What to watch / indicators to track

  • Enterprise ROI signals: evidence that AI implementations reduce labor cost or materially increase productivity at scale.
  • Compute and capex trajectory: whether companies are hitting sustainable cost curves as models scale.
  • Customer spending patterns: are companies increasing seat counts or cutting headcount and buying AI instead?
  • Agent security & guardrails: regulation, vendor tooling, and independent guardrail solutions (who’s accountable if an agent exfiltrates data).
  • Product adoption sequencing: which verticals adopt faster (coding, support, legal, healthcare) vs slower (some established financial HR systems).
  • Public SaaS metrics: ARR growth, net revenue retention (real, not price-driven), free cash flow profile — these will drive where valuation floors form.

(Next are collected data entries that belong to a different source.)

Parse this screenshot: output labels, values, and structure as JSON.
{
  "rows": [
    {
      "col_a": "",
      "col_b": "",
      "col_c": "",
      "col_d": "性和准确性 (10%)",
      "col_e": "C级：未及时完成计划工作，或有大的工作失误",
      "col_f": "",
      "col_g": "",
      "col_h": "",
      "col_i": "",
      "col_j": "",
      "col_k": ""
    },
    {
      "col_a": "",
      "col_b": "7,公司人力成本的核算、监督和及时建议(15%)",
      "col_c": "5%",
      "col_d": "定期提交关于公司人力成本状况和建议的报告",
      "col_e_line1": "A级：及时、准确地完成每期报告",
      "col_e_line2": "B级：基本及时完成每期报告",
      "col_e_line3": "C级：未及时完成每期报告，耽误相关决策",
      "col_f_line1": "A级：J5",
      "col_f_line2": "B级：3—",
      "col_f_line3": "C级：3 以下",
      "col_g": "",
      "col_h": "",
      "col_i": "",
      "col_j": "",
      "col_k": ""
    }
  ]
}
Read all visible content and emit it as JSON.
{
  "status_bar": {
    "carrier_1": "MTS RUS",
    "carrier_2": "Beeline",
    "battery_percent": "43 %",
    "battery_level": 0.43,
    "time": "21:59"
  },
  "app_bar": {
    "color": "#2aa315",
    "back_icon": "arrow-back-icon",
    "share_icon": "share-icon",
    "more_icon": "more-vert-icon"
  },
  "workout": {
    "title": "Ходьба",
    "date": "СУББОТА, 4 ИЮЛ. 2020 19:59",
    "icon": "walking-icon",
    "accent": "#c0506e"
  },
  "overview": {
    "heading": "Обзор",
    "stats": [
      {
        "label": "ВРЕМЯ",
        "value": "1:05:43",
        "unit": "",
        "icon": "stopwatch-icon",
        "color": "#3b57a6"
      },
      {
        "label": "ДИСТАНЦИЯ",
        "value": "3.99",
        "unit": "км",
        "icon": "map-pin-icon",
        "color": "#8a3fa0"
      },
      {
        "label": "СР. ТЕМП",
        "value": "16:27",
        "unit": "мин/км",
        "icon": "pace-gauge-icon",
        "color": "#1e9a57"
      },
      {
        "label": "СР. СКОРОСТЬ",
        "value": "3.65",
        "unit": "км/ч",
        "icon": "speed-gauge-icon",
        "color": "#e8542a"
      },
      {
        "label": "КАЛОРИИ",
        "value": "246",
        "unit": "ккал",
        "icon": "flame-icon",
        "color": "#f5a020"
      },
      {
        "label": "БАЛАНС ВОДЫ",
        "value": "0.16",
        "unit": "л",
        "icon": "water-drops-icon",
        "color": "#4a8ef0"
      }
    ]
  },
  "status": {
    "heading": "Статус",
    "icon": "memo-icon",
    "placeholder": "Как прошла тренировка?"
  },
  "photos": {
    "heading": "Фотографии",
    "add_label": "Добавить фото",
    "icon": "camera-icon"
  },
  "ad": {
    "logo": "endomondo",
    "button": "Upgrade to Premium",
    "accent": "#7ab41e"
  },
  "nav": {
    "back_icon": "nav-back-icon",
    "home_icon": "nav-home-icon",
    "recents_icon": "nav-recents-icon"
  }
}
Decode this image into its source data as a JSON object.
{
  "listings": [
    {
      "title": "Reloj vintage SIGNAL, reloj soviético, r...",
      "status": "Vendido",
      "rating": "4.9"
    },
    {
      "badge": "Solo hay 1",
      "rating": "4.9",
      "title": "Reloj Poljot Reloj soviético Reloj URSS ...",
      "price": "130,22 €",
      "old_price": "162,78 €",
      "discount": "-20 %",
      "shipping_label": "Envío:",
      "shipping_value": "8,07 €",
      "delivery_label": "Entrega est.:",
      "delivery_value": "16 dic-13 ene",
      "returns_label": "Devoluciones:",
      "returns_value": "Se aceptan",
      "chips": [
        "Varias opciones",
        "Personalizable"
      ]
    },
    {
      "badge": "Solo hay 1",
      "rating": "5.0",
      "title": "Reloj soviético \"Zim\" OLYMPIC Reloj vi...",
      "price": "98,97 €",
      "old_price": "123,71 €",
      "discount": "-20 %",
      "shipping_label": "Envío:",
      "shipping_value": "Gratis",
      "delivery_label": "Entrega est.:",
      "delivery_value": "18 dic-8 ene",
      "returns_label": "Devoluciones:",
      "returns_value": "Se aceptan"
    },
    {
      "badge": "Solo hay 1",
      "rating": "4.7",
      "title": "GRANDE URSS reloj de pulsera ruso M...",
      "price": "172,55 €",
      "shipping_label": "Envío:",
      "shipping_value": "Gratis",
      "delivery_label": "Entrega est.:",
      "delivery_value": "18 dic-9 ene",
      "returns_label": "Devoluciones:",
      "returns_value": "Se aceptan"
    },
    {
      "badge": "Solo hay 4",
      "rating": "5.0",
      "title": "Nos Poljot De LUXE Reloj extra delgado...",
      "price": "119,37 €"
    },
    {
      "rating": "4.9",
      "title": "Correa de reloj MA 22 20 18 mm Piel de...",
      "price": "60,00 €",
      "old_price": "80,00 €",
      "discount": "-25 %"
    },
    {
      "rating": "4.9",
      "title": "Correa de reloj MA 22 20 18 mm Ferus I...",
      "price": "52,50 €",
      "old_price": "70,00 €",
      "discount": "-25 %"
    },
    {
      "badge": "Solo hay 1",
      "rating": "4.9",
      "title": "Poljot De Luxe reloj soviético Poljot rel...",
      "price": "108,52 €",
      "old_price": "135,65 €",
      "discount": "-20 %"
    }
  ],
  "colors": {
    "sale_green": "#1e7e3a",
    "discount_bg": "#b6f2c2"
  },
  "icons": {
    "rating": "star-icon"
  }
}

Actionable recommendations (for founders & investors)

  • For founders:
    • Prioritize building AI-adjacent features if your use-case maps to model strengths (language, code, image generation).
    • Treat agent security and guardrails as first-class product requirements if exposing enterprise data/actions.
    • Sequence wins: target sectors where customers are “willing it into existence” (legal, healthcare, large enterprises with exec buy-in).
    • Brand tip from the episode: consider .tech domain (sponsor mention) to signal a modern tech-first company.
  • For investors:
    • Decide whether you’re allocating to momentum (large, private AI winners) or value (public, profitable payments and infra).
    • Consider lifecycle funding needs: if backing companies in capital-intensive spaces, be ready for larger follow-on reserves or larger fund sizes.
    • Use a sequencing playbook: identify which verticals will adopt AI first and back founders who can execute through transition windows.
    • Monitor near-term customer spend and ROI — early signs of a retrenchment will be visible in enterprise budgets.

Risks & open questions raised by the episode

  • Sustainability of hypergrowth valuations when the business model is compute-heavy and loss-making.
  • The timeline for meaningful labor savings from AI (ROI); risk of a multi-year retrenchment if ROI lags.
  • Security, compliance and legal liability for agent-led automation (who’s accountable? vendor, deployer, or data owner?).
  • Will public markets ever become a comfortable place for transitional companies that must both invest heavily in AI and show profitability?

Sponsor & production notes

  • The host plugged .tech domains and sponsor products (Checkout.com and Invisible) as resources for founders building modern commerce and AI implementations.

Summary judgment: short term — momentum and narrative favor AI winners (Anthropic, OpenAI, other model/platform plays). Medium term — fundamentals (ROI, compute economics, product-market fit with AI) will determine which public and private companies survive and thrive. Investors and founders should sequence bets, build robust agent safety/guardrails, and watch enterprise ROI and spending behavior closely.

If you want a distilled checklist (investor/founder) or a one-page decision matrix for evaluating public SaaS names vs AI-platform winners from this episode, I can provide it.